For a month with a spooky reputation, this October was a barn burner for investors. In fact, U.S. equities posted their strongest monthly gain in four years despite slipping lower on Friday in response to mixed earnings reports. Still, the Dow Jones industrials index climbed 8.5 percent for the month.
The catalyst for October's rise: Indications that the Federal Reserve will likely not raise interest rates for the first time since 2006.
The surge started on Oct. 2 after stocks rallied in response to a weaker-than-expected September payroll report. Just 142,000 jobs were created, well below the lowest analyst estimates and well under the consensus expectation of 203,000. Futures market odds of a December interest rate hike fell to 29 percent.
This ignited a surge of panic buying as investors had become, by some measures, the most pessimistically positioned since the financial crisis. The worst performers during the August-September market sell-off turned tail and led the way higher with big gains in areas like energy, industrials and materials.
The buying continued throughout the month as economic data -- from retail sales to core durable goods -- all suggested the U.S. economy was hitting a soft patch. On Thursday, we learned third-quarter GDP growth slowed to just a 1.5 percent seasonally adjusted annualized rate, below the 1.7 percent expected and well off the second quarter's 3.9 percent expansion.
According to Macroeconomic Advisers, fourth-quarter GDP growth is currently tracking at 2.2%. Much depends on the severity of winter weather this year.
Inflation has also been weak, undermining the Fed's stated requirement for confidence that price increases are set to return to its 2 percent target over the medium term before raising rates. On Friday, we learned the Fed's preferred inflation measure, the core Personal Consumption Expenditures price index, inched to a lower-than-expected 0.1 percent monthly change in September vs. the 0.2 percent expected and the 0.4 percent growth posted in August.
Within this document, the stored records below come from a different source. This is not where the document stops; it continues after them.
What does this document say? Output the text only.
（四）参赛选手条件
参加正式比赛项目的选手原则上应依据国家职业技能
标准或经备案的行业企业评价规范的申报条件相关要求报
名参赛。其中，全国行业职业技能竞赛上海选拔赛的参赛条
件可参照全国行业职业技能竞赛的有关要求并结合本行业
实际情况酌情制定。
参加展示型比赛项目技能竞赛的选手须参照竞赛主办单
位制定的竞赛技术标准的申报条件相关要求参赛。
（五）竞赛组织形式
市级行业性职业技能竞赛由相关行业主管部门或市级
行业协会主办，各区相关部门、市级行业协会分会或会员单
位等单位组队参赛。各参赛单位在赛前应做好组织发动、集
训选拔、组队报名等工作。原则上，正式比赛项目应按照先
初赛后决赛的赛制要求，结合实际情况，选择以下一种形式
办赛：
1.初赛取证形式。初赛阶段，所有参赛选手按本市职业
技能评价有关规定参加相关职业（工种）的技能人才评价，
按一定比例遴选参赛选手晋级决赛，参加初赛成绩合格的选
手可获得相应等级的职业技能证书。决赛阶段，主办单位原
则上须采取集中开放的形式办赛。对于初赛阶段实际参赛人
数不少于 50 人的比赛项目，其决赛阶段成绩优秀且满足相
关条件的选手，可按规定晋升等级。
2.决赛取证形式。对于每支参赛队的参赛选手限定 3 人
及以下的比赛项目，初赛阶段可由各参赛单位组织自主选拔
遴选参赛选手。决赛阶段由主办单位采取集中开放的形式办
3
It's the same story with personal income, which got no help from flat wages and salaries in September. The Employment Cost Index, which measures labor costs for businesses, also turned lower, as shown above. That suggests more labor market slack, less negotiating power by employees and a slowdown in overall economic demand.
The start of the third-quarter earnings season also helped to keep investors buying as companies once again used diminished expectations, cost controls, share repurchases and accounting trickery to deliver positive surprises. According to FactSet, of the 340 companies in the S&P 500 that have reported results to date, 76 percent have reported earnings beats. This is above both the one-year (74 percent) and five-year averages (72 percent).
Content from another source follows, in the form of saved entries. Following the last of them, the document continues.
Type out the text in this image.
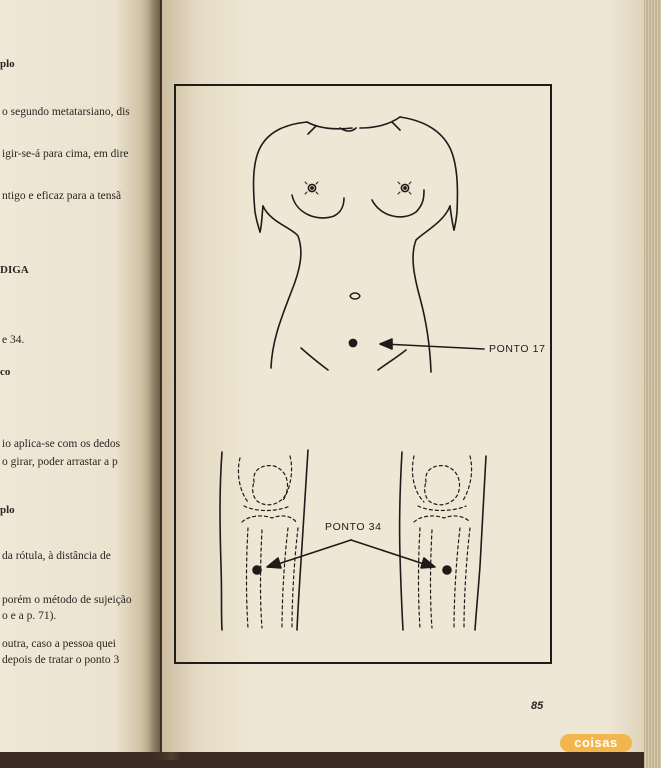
plo
o segundo metatarsiano, dis
igir-se-á para cima, em dire
ntigo e eficaz para a tensã
DIGA
e 34.
co
io aplica-se com os dedos
o girar, poder arrastar a p
plo
da rótula, à distância de
porém o método de sujeição
o e a p. 71).
outra, caso a pessoa quei
depois de tratar o ponto 3
PONTO 17
PONTO 34
85
coisas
However, Friday's late selling revealed that some of the positive momentum might fade heading into November.
Overnight, the Bank of Japan surprised investors by leaving its existing bond-buying stimulus program unchanged. While U.S. equity futures climbed in response during early-morning trading, the decision cast a pall over the session because the BoJ also pushed back its anticipated time frame for achieving its 2 percent inflation goal into late 2016 or early 2017.
Also, the subdued trading on Thursday and Friday followed a surprisingly hawkish Federal Reserve policy statement on Wednesday, in which policymakers left open the possibility of a December interest rate hike. The move was unexpected by most analysts, pushing up the futures market odds of a December rate liftoff to 50-50 for the first time.
If the flow of U.S. economic data, starting with next Friday's October payroll report, turns positive, stocks could suffer again as investors realize that the Fed's long experiment with near-zero interest rates is less than two months away from ending.